The cardiology unit at Mt. Scopus serves the large population living in the northern and eastern part of greater Jerusalem, the Judean hills, the Jordan valley and the Dead Sea area. It includes an intensive coronary care unit, an echocardiography and stress ECG laboratory, as well as a cardiac rehabilitation unit.
About 900 patients are treated in the Intensive Coronary Care Unit annually, for an average of 3.5 hospitalization days. The center was the first in the world to initiate pre-hospital thrombolytic treatment for acute myocardial infarction, leading to reperfusion and myocardial salvage much earlier than otherwise possible.
The Intensive Coronary Care Unit has eight fully monitored beds, two of which are dedicated to intensive medical emergencies such as septic shock or respiratory failure, and six for coronary emergencies. Bedside monitors allow continuous ECG, arterial and pulmonary pressure, and oxygen saturation monitoring. A fluoroscopy room is located nearby for patients in need of temporary or permanent pacemaker implantations, pulmonary pressure catheter insertions, atrioventricular ablations and defibrillator implantations.
Hadassah-Mt. Scopus is unique in that it is both an academic and community hospital, working closely with local family physicians.
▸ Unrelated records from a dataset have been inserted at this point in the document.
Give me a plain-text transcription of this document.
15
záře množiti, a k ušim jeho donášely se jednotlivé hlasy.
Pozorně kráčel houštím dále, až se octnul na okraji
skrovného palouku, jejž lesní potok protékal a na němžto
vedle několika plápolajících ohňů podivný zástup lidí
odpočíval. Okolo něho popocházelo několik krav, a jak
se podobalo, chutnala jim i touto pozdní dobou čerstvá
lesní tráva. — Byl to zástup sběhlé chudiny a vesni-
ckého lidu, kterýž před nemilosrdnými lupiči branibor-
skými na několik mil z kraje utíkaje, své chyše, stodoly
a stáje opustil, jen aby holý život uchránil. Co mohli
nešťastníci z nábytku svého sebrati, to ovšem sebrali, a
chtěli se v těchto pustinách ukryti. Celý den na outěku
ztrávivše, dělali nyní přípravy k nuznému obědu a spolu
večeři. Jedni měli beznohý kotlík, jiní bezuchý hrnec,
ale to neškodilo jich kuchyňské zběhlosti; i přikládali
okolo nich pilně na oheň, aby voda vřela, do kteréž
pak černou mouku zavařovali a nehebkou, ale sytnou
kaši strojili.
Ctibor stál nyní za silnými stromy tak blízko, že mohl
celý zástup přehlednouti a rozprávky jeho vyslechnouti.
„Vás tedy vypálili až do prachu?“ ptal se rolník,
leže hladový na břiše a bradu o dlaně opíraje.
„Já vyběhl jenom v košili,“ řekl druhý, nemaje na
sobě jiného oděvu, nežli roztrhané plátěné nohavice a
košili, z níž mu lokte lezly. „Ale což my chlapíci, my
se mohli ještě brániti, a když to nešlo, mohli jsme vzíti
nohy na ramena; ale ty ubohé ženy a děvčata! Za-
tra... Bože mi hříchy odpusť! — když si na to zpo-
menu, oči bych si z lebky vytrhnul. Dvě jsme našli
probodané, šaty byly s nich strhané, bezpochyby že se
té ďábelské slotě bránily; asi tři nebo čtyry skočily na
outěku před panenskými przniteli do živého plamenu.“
The Cardiology Unit provides consultation services by telephone and ECG facsimile, allowing rapid diagnosis and work-up of patients.
The non-invasive Echocardiography Laboratory is furnished with state-of-the-art equipment, as is the stress ECG laboratory, which provides fast diagnosis of coronary artery disease for ambulatory and hospitalized patients.
In the Cardiac Rehabilitation Unit, patients are treated early after coronary bypass or valvular operations, myocardial infarction or coronary angioplasty. Patients are monitored by an ECG telemetry system that assures full patient coverage during the early stages of convalescence.